A tobacco-diseased pulsing pig’s lung at Stacy McCole’s table drew almost as much interest as the lump of fat.

McCole, grant coordinator for Health Communities Partnership of Chambersburg, said the nonprofit agency focuses on tobacco and drug and alcohol issues. It offers classes to about 100 smokers who are trying to quit. She estimates a 60 percent success rate among the nearly 100 participants who take the classes, she said.

Outside behind the school building, Pennsylvania DUI brought its DUI/texting simulator, where participants could get a sense of what it’s like driving impaired or driving while texting.
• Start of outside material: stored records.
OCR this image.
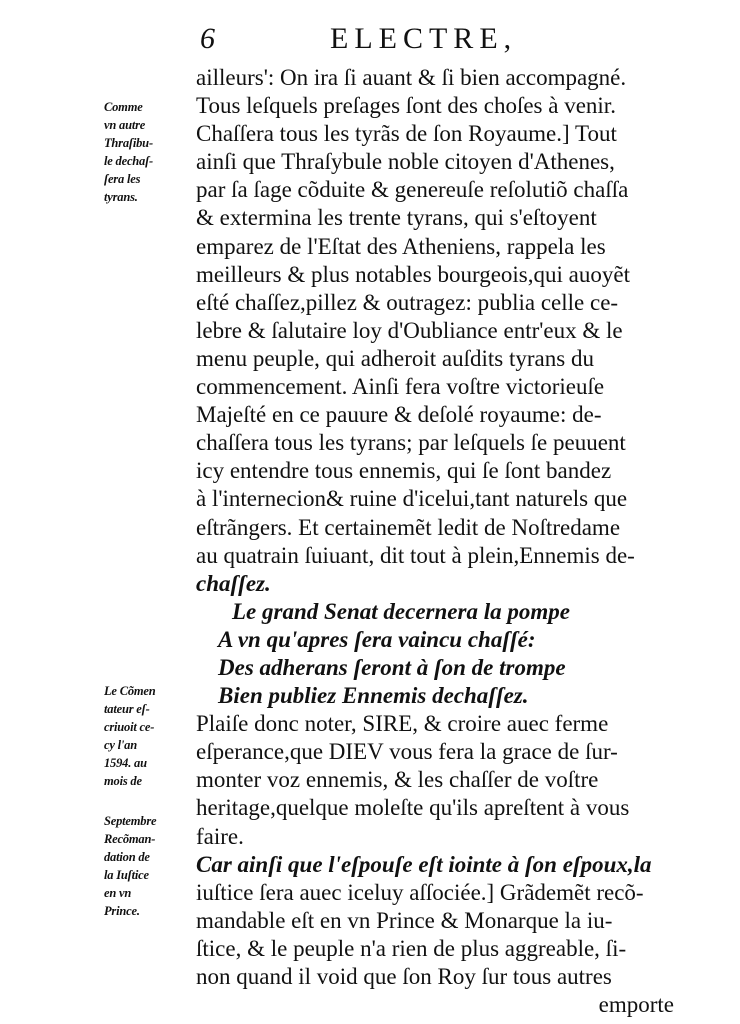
6	ELECTRE,
Comme
vn autre
Thraſibu-
le dechaſ-
ſera les
tyrans.
Le Cõmen
tateur eſ-
criuoit ce-
cy l'an
1594. au
mois de
Septembre
Recõman-
dation de
la Iuſtice
en vn
Prince.
ailleurs': On ira ſi auant & ſi bien accompagné.
Tous leſquels preſages ſont des choſes à venir.
Chaſſera tous les tyrãs de ſon Royaume.] Tout
ainſi que Thraſybule noble citoyen d'Athenes,
par ſa ſage cõduite & genereuſe reſolutiõ chaſſa
& extermina les trente tyrans, qui s'eſtoyent
emparez de l'Eſtat des Atheniens, rappela les
meilleurs & plus notables bourgeois,qui auoyẽt
eſté chaſſez,pillez & outragez: publia celle ce-
lebre & ſalutaire loy d'Oubliance entr'eux & le
menu peuple, qui adheroit auſdits tyrans du
commencement. Ainſi fera voſtre victorieuſe
Majeſté en ce pauure & deſolé royaume: de-
chaſſera tous les tyrans; par leſquels ſe peuuent
icy entendre tous ennemis, qui ſe ſont bandez
à l'internecion& ruine d'icelui,tant naturels que
eſtrãngers. Et certainemẽt ledit de Noſtredame
au quatrain ſuiuant, dit tout à plein,Ennemis de-
chaſſez.
Le grand Senat decernera la pompe
A vn qu'apres ſera vaincu chaſſé:
Des adherans ſeront à ſon de trompe
Bien publiez Ennemis dechaſſez.
Plaiſe donc noter, SIRE, & croire auec ferme
eſperance,que DIEV vous fera la grace de ſur-
monter voz ennemis, & les chaſſer de voſtre
heritage,quelque moleſte qu'ils apreſtent à vous
faire.
Car ainſi que l'eſpouſe eſt iointe à ſon eſpoux,la
iuſtice ſera auec iceluy aſſociée.] Grãdemẽt recõ-
mandable eſt en vn Prince & Monarque la iu-
ſtice, & le peuple n'a rien de plus aggreable, ſi-
non quand il void que ſon Roy ſur tous autres
emporte
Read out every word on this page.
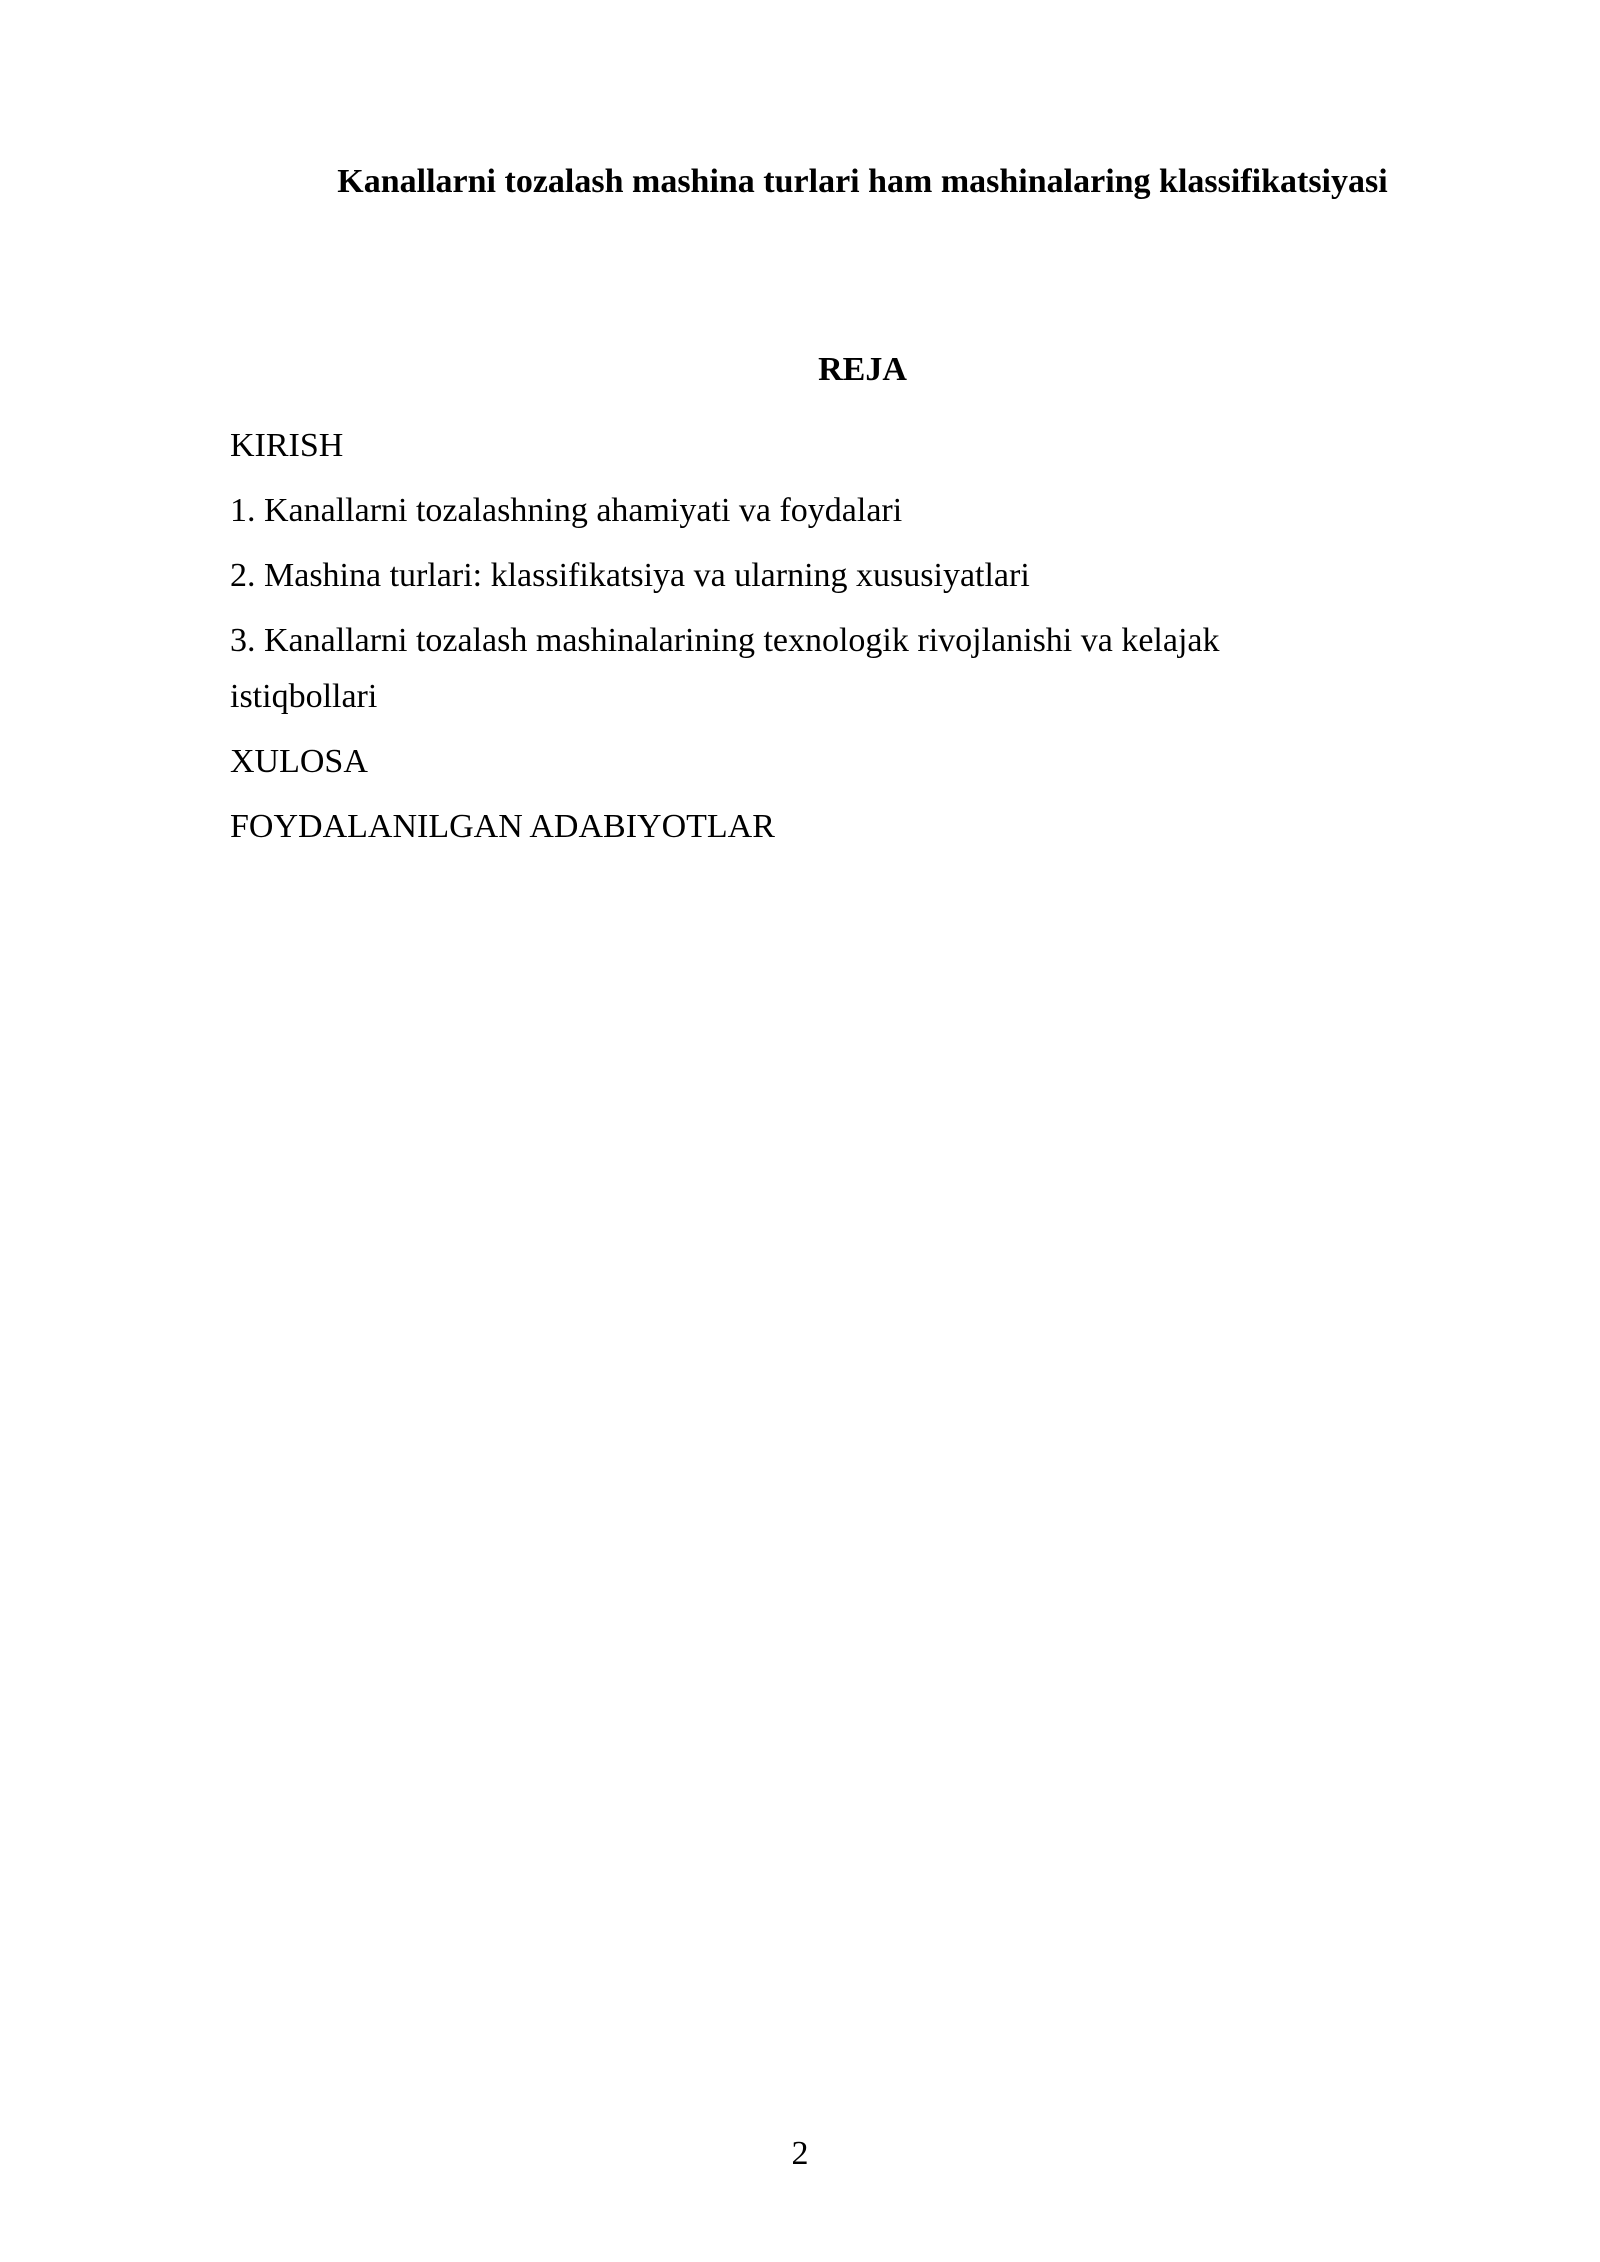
Kanallarni tozalash mashina turlari ham mashinalaring klassifikatsiyasi
REJA
KIRISH
1. Kanallarni tozalashning ahamiyati va foydalari
2. Mashina turlari: klassifikatsiya va ularning xususiyatlari
3. Kanallarni tozalash mashinalarining texnologik rivojlanishi va kelajak istiqbollari
XULOSA
FOYDALANILGAN ADABIYOTLAR
2
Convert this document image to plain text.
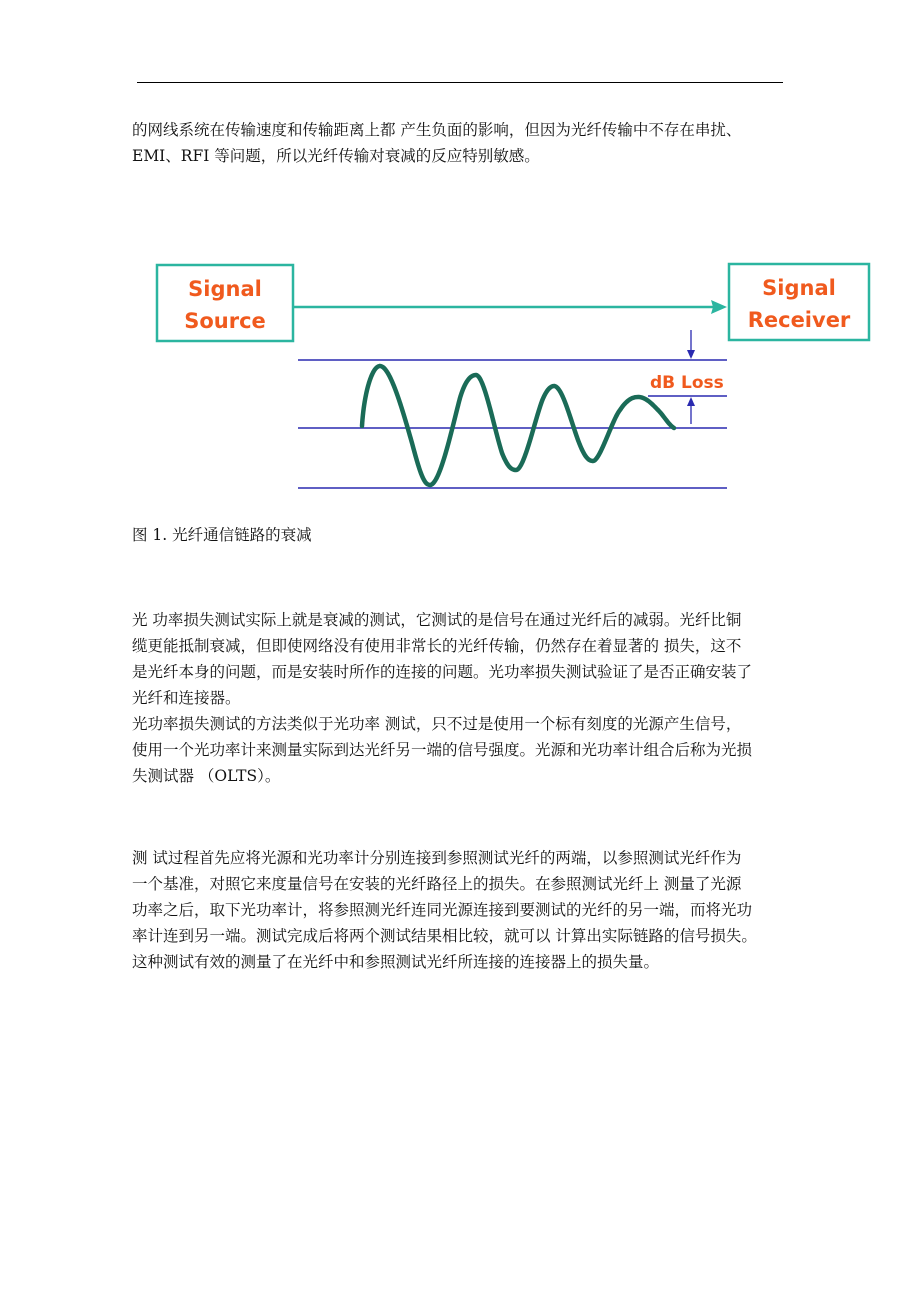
的网线系统在传输速度和传输距离上都 产生负面的影响，但因为光纤传输中不存在串扰、
EMI、RFI 等问题，所以光纤传输对衰减的反应特别敏感。

Signal
Source
Signal
Receiver
dB Loss
图 1. 光纤通信链路的衰减

光 功率损失测试实际上就是衰减的测试，它测试的是信号在通过光纤后的减弱。光纤比铜
缆更能抵制衰减，但即使网络没有使用非常长的光纤传输，仍然存在着显著的 损失，这不
是光纤本身的问题，而是安装时所作的连接的问题。光功率损失测试验证了是否正确安装了
光纤和连接器。
光功率损失测试的方法类似于光功率 测试，只不过是使用一个标有刻度的光源产生信号，
使用一个光功率计来测量实际到达光纤另一端的信号强度。光源和光功率计组合后称为光损
失测试器 （OLTS）。

测 试过程首先应将光源和光功率计分别连接到参照测试光纤的两端，以参照测试光纤作为
一个基准，对照它来度量信号在安装的光纤路径上的损失。在参照测试光纤上 测量了光源
功率之后，取下光功率计，将参照测光纤连同光源连接到要测试的光纤的另一端，而将光功
率计连到另一端。测试完成后将两个测试结果相比较，就可以 计算出实际链路的信号损失。
这种测试有效的测量了在光纤中和参照测试光纤所连接的连接器上的损失量。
“There’s a huge difference between driving under the influence of alcohol and driving while texting,” said Mike Martin, who was in charge of the simulator. “Driving on one drink lowers your motor skills by seven-tenths of a second. Driving while texting lowers it by six seconds. You don’t even keep your eyes on the road when you’re texting.”

The simulator tests were sponsored by State Farm Insurance, local agent Tom Rickrode said.